DUISBURGER GESCHICHTE UND GESCHICHTEN Duisburger Schiffe in clevischen Landen
Die Börtschifffahrt belebt einst die Wirtschaft. Es gab einen pünktlichen Liniendienst zwischen Duisburg und Nimwegen. Nach dem Aufstieg folgt der Niedergang. Umbrüche bestimmen bis heute die wirtschaftliche Entwicklung Duisburgs.

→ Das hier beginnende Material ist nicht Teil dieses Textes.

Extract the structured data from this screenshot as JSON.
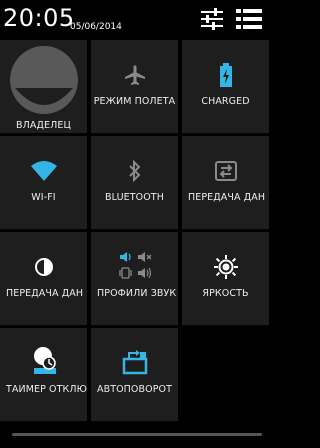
{
  "status": {
    "time": "20:05",
    "date": "05/06/2014"
  },
  "header_icons": {
    "settings": "sliders-icon",
    "notifications": "list-icon"
  },
  "tiles": [
    {
      "id": "owner",
      "label": "ВЛАДЕЛЕЦ",
      "icon": "avatar-icon"
    },
    {
      "id": "airplane",
      "label": "РЕЖИМ ПОЛЕТА",
      "icon": "airplane-icon"
    },
    {
      "id": "battery",
      "label": "CHARGED",
      "icon": "battery-charging-icon"
    },
    {
      "id": "wifi",
      "label": "WI-FI",
      "icon": "wifi-icon"
    },
    {
      "id": "bluetooth",
      "label": "BLUETOOTH",
      "icon": "bluetooth-icon"
    },
    {
      "id": "data",
      "label": "ПЕРЕДАЧА ДАН",
      "icon": "data-transfer-icon"
    },
    {
      "id": "data2",
      "label": "ПЕРЕДАЧА ДАН",
      "icon": "data-saver-icon"
    },
    {
      "id": "sound",
      "label": "ПРОФИЛИ ЗВУК",
      "icon": "sound-profiles-icon"
    },
    {
      "id": "brightness",
      "label": "ЯРКОСТЬ",
      "icon": "brightness-icon"
    },
    {
      "id": "timeout",
      "label": "ТАЙМЕР ОТКЛЮ",
      "icon": "screen-timeout-icon"
    },
    {
      "id": "rotate",
      "label": "АВТОПОВОРОТ",
      "icon": "auto-rotate-icon"
    }
  ],
  "colors": {
    "accent": "#33b5e5",
    "tile_bg": "#1e1e1e",
    "icon_dim": "#8a8a8a"
  }
}
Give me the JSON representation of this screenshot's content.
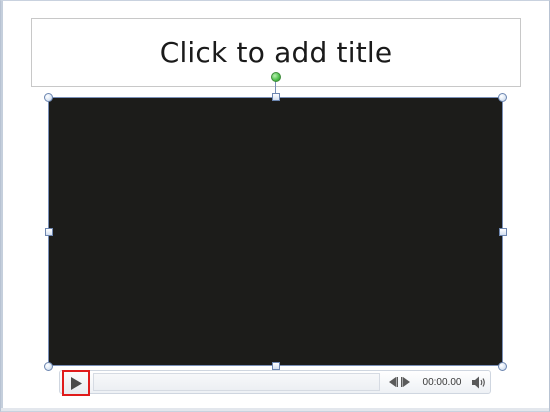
{
  "slide": {
    "title_placeholder": "Click to add title"
  },
  "media_controls": {
    "play_icon": "play-icon",
    "move_back_icon": "move-back-icon",
    "move_forward_icon": "move-forward-icon",
    "volume_icon": "volume-icon",
    "time": "00:00.00",
    "progress": 0
  },
  "colors": {
    "video_background": "#1c1c1a",
    "selection_border": "#7a90b8",
    "rotate_handle": "#4cbf4a",
    "highlight_box": "#e01b1b"
  }
}
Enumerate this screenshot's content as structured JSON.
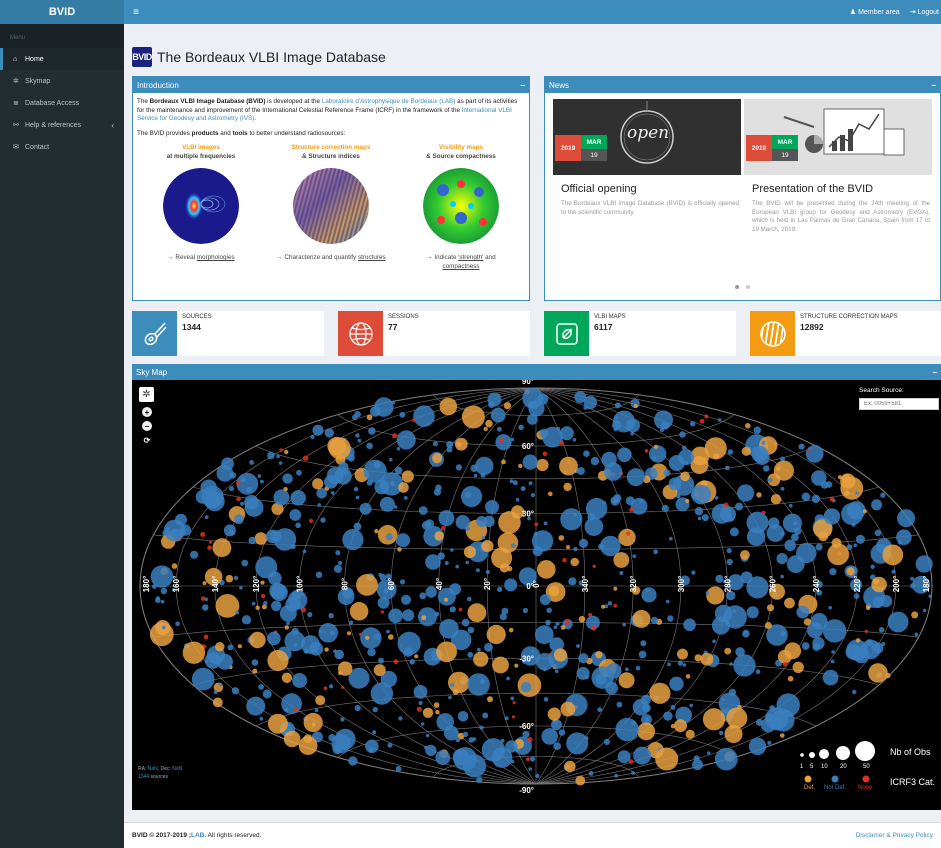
{
  "app": {
    "brand": "BVID",
    "menu_header": "Menu",
    "logo_text": "BVID",
    "title": "The Bordeaux VLBI Image Database"
  },
  "sidebar": {
    "items": [
      {
        "label": "Home",
        "icon": "home-icon",
        "active": true
      },
      {
        "label": "Skymap",
        "icon": "gear-icon"
      },
      {
        "label": "Database Access",
        "icon": "database-icon"
      },
      {
        "label": "Help & references",
        "icon": "link-icon",
        "chevron": "‹"
      },
      {
        "label": "Contact",
        "icon": "envelope-icon"
      }
    ]
  },
  "topbar": {
    "toggle": "≡",
    "member": "Member area",
    "logout": "Logout"
  },
  "intro": {
    "title": "Introduction",
    "collapse": "−",
    "p1_a": "The ",
    "p1_b": "Bordeaux VLBI Image Database (BVID)",
    "p1_c": " is developed at the ",
    "p1_link1": "Laboratoire d'Astrophysique de Bordeaux (LAB)",
    "p1_d": " as part of its activities for the maintenance and improvement of the International Celestial Reference Frame (ICRF) in the framework of the ",
    "p1_link2": "International VLBI Service for Geodesy and Astrometry (IVS)",
    "p1_e": ".",
    "p2_a": "The BVID provides ",
    "p2_b": "products",
    "p2_c": " and ",
    "p2_d": "tools",
    "p2_e": " to better understand radiosources:",
    "products": [
      {
        "title": "VLBI images",
        "sub": "at multiple frequencies",
        "desc_pre": "→ Reveal ",
        "desc_link": "morphologies",
        "desc_post": ""
      },
      {
        "title": "Structure correction maps",
        "sub": "& Structure indices",
        "desc_pre": "→ Characterize and quantify ",
        "desc_link": "structures",
        "desc_post": ""
      },
      {
        "title": "Visibility maps",
        "sub": "& Source compactness",
        "desc_pre": "→ Indicate ",
        "desc_link": "'strength'",
        "desc_post": " and ",
        "desc_link2": "compactness"
      }
    ]
  },
  "news": {
    "title": "News",
    "collapse": "−",
    "items": [
      {
        "year": "2019",
        "month": "MAR",
        "day": "19",
        "title": "Official opening",
        "text": "The Bordeaux VLBI Image Database (BVID) is officially opened to the scientific community.",
        "image_word": "open"
      },
      {
        "year": "2019",
        "month": "MAR",
        "day": "19",
        "title": "Presentation of the BVID",
        "text": "The BVID will be presented during the 24th meeting of the European VLBI group for Geodesy and Astrometry (EVGA), which is held in Las Palmas de Gran Canaria, Spain from 17 to 19 March, 2019."
      }
    ]
  },
  "stats": [
    {
      "label": "SOURCES",
      "value": "1344",
      "color": "#3c8dbc"
    },
    {
      "label": "SESSIONS",
      "value": "77",
      "color": "#dd4b39"
    },
    {
      "label": "VLBI MAPS",
      "value": "6117",
      "color": "#00a65a"
    },
    {
      "label": "STRUCTURE CORRECTION MAPS",
      "value": "12892",
      "color": "#f39c12"
    }
  ],
  "skymap": {
    "title": "Sky Map",
    "collapse": "−",
    "search_label": "Search Source:",
    "search_placeholder": "Ex: 0059+581",
    "lat_labels": [
      "90°",
      "60°",
      "30°",
      "0°",
      "-30°",
      "-60°",
      "-90°"
    ],
    "lon_labels": [
      "180°",
      "160°",
      "140°",
      "120°",
      "100°",
      "80°",
      "60°",
      "40°",
      "20°",
      "0°",
      "340°",
      "320°",
      "300°",
      "280°",
      "260°",
      "240°",
      "220°",
      "200°",
      "180°"
    ],
    "status_ra": "RA:",
    "status_ra_val": "NaN",
    "status_dec": ", Dec:",
    "status_dec_val": "NaN",
    "status_count": "1344",
    "status_count_suffix": " sources",
    "legend_nb": "Nb of Obs",
    "legend_sizes": [
      "1",
      "5",
      "10",
      "20",
      "50"
    ],
    "legend_cat": "ICRF3 Cat.",
    "legend_def": "Def.",
    "legend_notdef": "Not Def.",
    "legend_none": "None",
    "colors": {
      "def": "#e8a040",
      "notdef": "#3a7fc0",
      "none": "#e03020"
    }
  },
  "footer": {
    "copy": "BVID © 2017-2019 ; ",
    "lab": "LAB",
    "rights": ". All rights reserved.",
    "right": "Disclamer & Privacy Policy"
  }
}
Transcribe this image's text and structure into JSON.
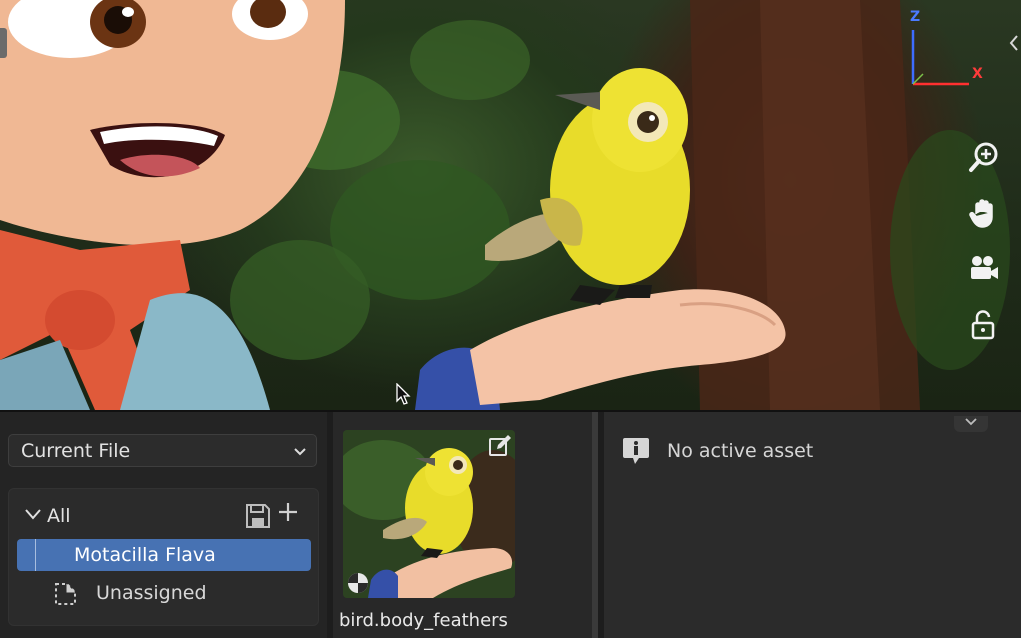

Wir schreiben das Jahr 1674. Die Duisburger Wirtschaft dümpelt dahin. Ein Vertrag zwischen dem Rat der Stadt Duisburg und dem Rheinschiffer Gisbert Koch liefert die Initialzündung für den Wiederaufstieg. Koch verpflichtet sich, einen regelmäßigen Schiffsverkehr zwischen Duisburg und Nimwegen einzurichten. Der entscheidende Vertragspunkt ist die Einrichtung eines Liniendienstes (Börtschifffahrt) zu festen Zeiten, sei es mit oder ohne Frachtgut. Gleichgültig zu welcher Jahreszeit, donnerstags 8 Uhr morgens wirft das Schiff künftig in Duisburg die Leinen los und treibt mit oder ohne Wind stromab, um Nimwegen noch vor dem Montagmarkt zu erreichen. Das Gegenschiff in Richtung Duisburg startet ebenso konstant am Montag in Nimwegen und trifft rechtzeitig vor dem Samstagmarkt in Duisburg ein.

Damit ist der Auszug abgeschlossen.